About the job
Location Details: Bulgaria - remote
At GoDaddy, we believe in a flexible work environment that caters to the unique needs of each team. While some teams operate full-time in the office, others enjoy a hybrid setup, and many work entirely remotely. This position is fully remote, allowing you to work from the comfort of your home, with occasional visits to a GoDaddy office for team events or meetings.
Join Our Team
The Commerce Data & ML team plays a pivotal role in delivering intelligent and secure experiences within GoDaddy’s Commerce division. Collaborating closely with the Data Science team, we drive extensive machine learning and data engineering initiatives that empower GoDaddy Commerce to understand its customers, combat fraud, and tailor product experiences. Our partnership with the Risk team involves the development and maintenance of production ML Risk Models, including Transaction Risk Scoring and Merchant Risk Models. Additionally, we collaborate with the Growth team to facilitate data-driven marketing and customer segmentation through reliable pipelines and predictive models.

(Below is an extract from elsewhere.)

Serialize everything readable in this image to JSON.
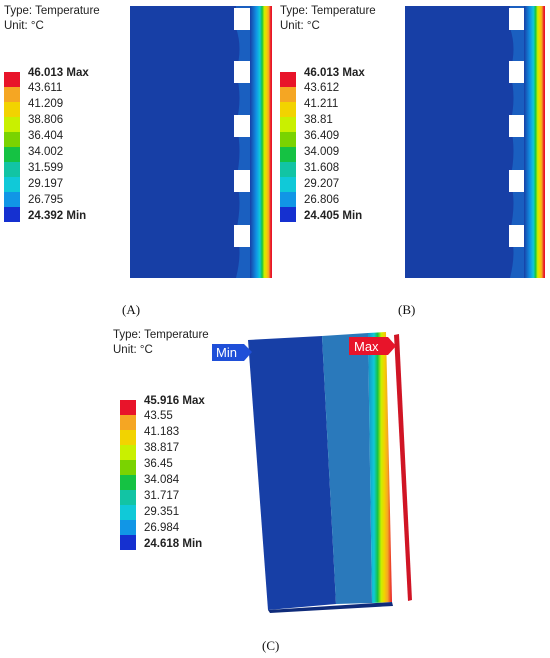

We have established a robust ML platform utilizing SageMaker Pipelines, Tecton feature store, Glue, GitHub Actions, and MLflow, supporting both batch and real-time inference. Recently, we have ventured into creating prompt engineering workflows for LLM-powered chatbots. As a Senior Machine Learning Engineer on the Commerce Data & ML team in Bulgaria, you will be instrumental in constructing production-grade pipelines and scalable ML systems that enhance fraud mitigation, customer insights, and AI-driven experiences.
What You'll Get to Do...
- Design, build, and maintain resilient ML pipelines for both batch and real-time inference using tools such as SageMaker Pipelines, EventBridge, MLflow, and feature stores.
- Collaborate with Data Scientists, Engineers, and stakeholders to implement, monitor, and optimize ML workflows, including model training, evaluation, drift detection, and deployment.
- Enhance and manage CI/CD pipelines for ML models, oversee model promotion and retraining workflows, ensuring seamless integration across various environments.
- Lead the end-to-end delivery of ML features from architecture and implementation to monitoring and iteration, while mentoring junior engineers and promoting best practices.
- Support operational excellence by participating in on-call rotations and responding to production incidents.